船帆上落下了一只漂亮的老鹰,我是从没见过这样漂亮的老鹰,皮毛光鲜亮丽,抬起的头倨傲又有威严。在海上航行久了,我觉得自己的心理也有些不正常了,我见到它的那一瞬间起,就想拔了它尾巴上的毛,叫它别那么威风了。
我是这样想的,落实到行动也不过是一个飞弹的时间。
砰地一枪下去,那老鹰直直地掉了下来。
甲板上面闲着无事的人都来围观了这一只惨死的鹰,臆想中的赞扬和夸奖并没有到来,反倒是众人向我投来的怜悯的目光。
“千侍卫,这是公子传信的老鹰,你怎么把它打死了?”
“千侍卫,这老鹰可是公子亲自上雪山上抓的,哎。”
“千侍卫,你看这老鹰腿上还绑着东西呢。”
“千侍卫,你怕是倾家荡产也赔不起啊。”
“千侍卫,你一路好走。”
我的心哇凉哇凉的,额头沁出来点点冰冷的汗珠,颤抖着手指抱起了地上那只已经安详死去的鹰,从怀里取了丝帕,把它那还在流血的可怜脑袋给捂住了,这样看起来果然顺眼了一些,我莫名松了口气。
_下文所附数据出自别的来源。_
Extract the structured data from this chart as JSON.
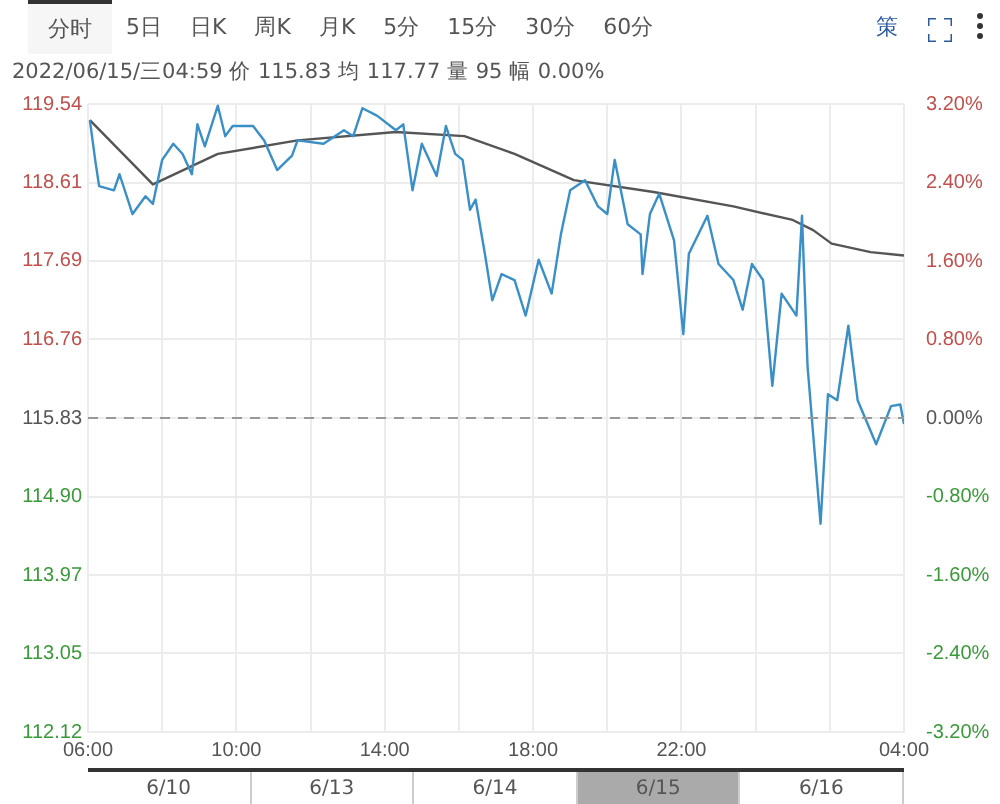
{
  "chart_data": {
    "type": "line",
    "title": "2022/06/15/三04:59  价 115.83  均 117.77  量 95  幅 0.00%",
    "annotations": [
      "分时",
      "5日",
      "日K",
      "周K",
      "月K",
      "5分",
      "15分",
      "30分",
      "60分",
      "策",
      "6/10",
      "6/13",
      "6/14",
      "6/15",
      "6/16"
    ],
    "series": [
      {
        "color": "#3a8fc7",
        "x": [
          "2022-06-14T06:03",
          "2022-06-14T06:12",
          "2022-06-14T06:18",
          "2022-06-14T06:42",
          "2022-06-14T06:51",
          "2022-06-14T07:12",
          "2022-06-14T07:33",
          "2022-06-14T07:45",
          "2022-06-14T08:00",
          "2022-06-14T08:18",
          "2022-06-14T08:33",
          "2022-06-14T08:48",
          "2022-06-14T08:57",
          "2022-06-14T09:09",
          "2022-06-14T09:30",
          "2022-06-14T09:42",
          "2022-06-14T09:54",
          "2022-06-14T10:27",
          "2022-06-14T10:45",
          "2022-06-14T11:06",
          "2022-06-14T11:30",
          "2022-06-14T11:39",
          "2022-06-14T12:21",
          "2022-06-14T12:54",
          "2022-06-14T13:09",
          "2022-06-14T13:24",
          "2022-06-14T13:48",
          "2022-06-14T14:18",
          "2022-06-14T14:30",
          "2022-06-14T14:45",
          "2022-06-14T15:00",
          "2022-06-14T15:24",
          "2022-06-14T15:39",
          "2022-06-14T15:54",
          "2022-06-14T16:06",
          "2022-06-14T16:18",
          "2022-06-14T16:27",
          "2022-06-14T16:42",
          "2022-06-14T16:54",
          "2022-06-14T17:09",
          "2022-06-14T17:30",
          "2022-06-14T17:48",
          "2022-06-14T18:09",
          "2022-06-14T18:30",
          "2022-06-14T18:45",
          "2022-06-14T19:00",
          "2022-06-14T19:24",
          "2022-06-14T19:45",
          "2022-06-14T20:00",
          "2022-06-14T20:12",
          "2022-06-14T20:33",
          "2022-06-14T20:54",
          "2022-06-14T20:57",
          "2022-06-14T21:09",
          "2022-06-14T21:24",
          "2022-06-14T21:48",
          "2022-06-14T22:03",
          "2022-06-14T22:12",
          "2022-06-14T22:42",
          "2022-06-14T23:00",
          "2022-06-14T23:24",
          "2022-06-14T23:39",
          "2022-06-14T23:54",
          "2022-06-15T00:12",
          "2022-06-15T00:27",
          "2022-06-15T00:42",
          "2022-06-15T01:06",
          "2022-06-15T01:15",
          "2022-06-15T01:24",
          "2022-06-15T01:45",
          "2022-06-15T01:57",
          "2022-06-15T02:12",
          "2022-06-15T02:30",
          "2022-06-15T02:45",
          "2022-06-15T03:15",
          "2022-06-15T03:39",
          "2022-06-15T03:54",
          "2022-06-15T04:00"
        ],
        "values": [
          119.35,
          118.86,
          118.57,
          118.52,
          118.71,
          118.24,
          118.45,
          118.36,
          118.88,
          119.07,
          118.95,
          118.71,
          119.3,
          119.04,
          119.52,
          119.16,
          119.28,
          119.28,
          119.11,
          118.76,
          118.93,
          119.11,
          119.07,
          119.23,
          119.16,
          119.49,
          119.4,
          119.23,
          119.3,
          118.52,
          119.07,
          118.69,
          119.28,
          118.95,
          118.88,
          118.29,
          118.41,
          117.77,
          117.22,
          117.53,
          117.46,
          117.04,
          117.7,
          117.3,
          118.0,
          118.52,
          118.64,
          118.33,
          118.24,
          118.88,
          118.12,
          118.0,
          117.53,
          118.24,
          118.48,
          117.93,
          116.82,
          117.77,
          118.22,
          117.65,
          117.46,
          117.11,
          117.65,
          117.46,
          116.21,
          117.3,
          117.04,
          118.22,
          116.44,
          114.58,
          116.11,
          116.04,
          116.92,
          116.04,
          115.52,
          115.97,
          115.99,
          115.76
        ]
      },
      {
        "color": "#555555",
        "x": [
          "2022-06-14T06:03",
          "2022-06-14T07:45",
          "2022-06-14T09:30",
          "2022-06-14T11:39",
          "2022-06-14T14:18",
          "2022-06-14T16:09",
          "2022-06-14T17:30",
          "2022-06-14T19:06",
          "2022-06-14T21:15",
          "2022-06-14T23:24",
          "2022-06-15T01:00",
          "2022-06-15T01:33",
          "2022-06-15T02:03",
          "2022-06-15T03:06",
          "2022-06-15T04:00"
        ],
        "values": [
          119.35,
          118.59,
          118.95,
          119.11,
          119.21,
          119.16,
          118.95,
          118.64,
          118.5,
          118.33,
          118.17,
          118.05,
          117.89,
          117.79,
          117.75
        ]
      }
    ],
    "xlim": [
      "2022-06-14T06:00",
      "2022-06-15T04:00"
    ],
    "xticks": [
      {
        "value": "2022-06-14T06:00",
        "label": "06:00"
      },
      {
        "value": "2022-06-14T08:00",
        "label": null
      },
      {
        "value": "2022-06-14T10:00",
        "label": "10:00"
      },
      {
        "value": "2022-06-14T12:00",
        "label": null
      },
      {
        "value": "2022-06-14T14:00",
        "label": "14:00"
      },
      {
        "value": "2022-06-14T16:00",
        "label": null
      },
      {
        "value": "2022-06-14T18:00",
        "label": "18:00"
      },
      {
        "value": "2022-06-14T20:00",
        "label": null
      },
      {
        "value": "2022-06-14T22:00",
        "label": "22:00"
      },
      {
        "value": "2022-06-15T00:00",
        "label": null
      },
      {
        "value": "2022-06-15T02:00",
        "label": null
      },
      {
        "value": "2022-06-15T04:00",
        "label": "04:00"
      }
    ],
    "ylim": [
      112.12,
      119.54
    ],
    "yticks": [
      112.12,
      113.05,
      113.97,
      {
        "value": 114.9,
        "label": "114.90"
      },
      115.83,
      116.76,
      117.69,
      118.61,
      119.54
    ],
    "y2lim": [
      -3.2,
      3.2
    ],
    "y2ticks": [
      {
        "value": -3.2,
        "label": "-3.20%"
      },
      {
        "value": -2.4,
        "label": "-2.40%"
      },
      {
        "value": -1.6,
        "label": "-1.60%"
      },
      {
        "value": -0.8,
        "label": "-0.80%"
      },
      {
        "value": 0,
        "label": "0.00%"
      },
      {
        "value": 0.8,
        "label": "0.80%"
      },
      {
        "value": 1.6,
        "label": "1.60%"
      },
      {
        "value": 2.4,
        "label": "2.40%"
      },
      {
        "value": 3.2,
        "label": "3.20%"
      }
    ],
    "ref_lines": [
      {
        "axis": "y",
        "value": 115.83,
        "color": "#999999",
        "line_style": "dashed"
      }
    ],
    "grid": true,
    "legend": false,
    "marker": "none",
    "line_style": "solid"
  }
}
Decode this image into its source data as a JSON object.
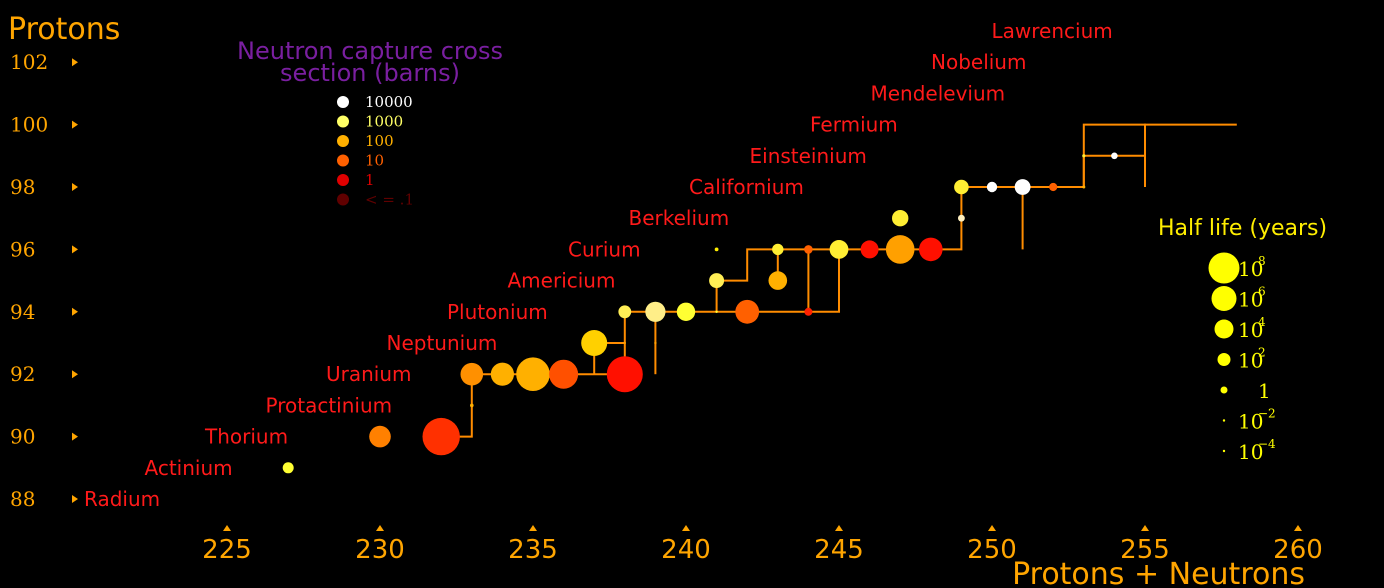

我打算主动认罪。与其等着别人报告给公子,我觉得还是坦白从宽。
在众人送别的目光中,我抱着那只可怜的老鹰去了公子房间。
我礼貌地敲了敲门,屋内的公子刚刚洗完头,还在拿毛巾擦试着头发,眉毛挑了挑,说了句,“进来吧。”我向来愚钝,但此刻我的大脑似乎灵光了一些,公子那表情是知道了一些什么。不会吧,公子那么聪明的吗?那是不是他已经想好要怎么处理我了?
我把那老鹰藏在了身后,磨磨蹭蹭地进了屋,虽说人固有一死,可是我希望自己能晚一些死。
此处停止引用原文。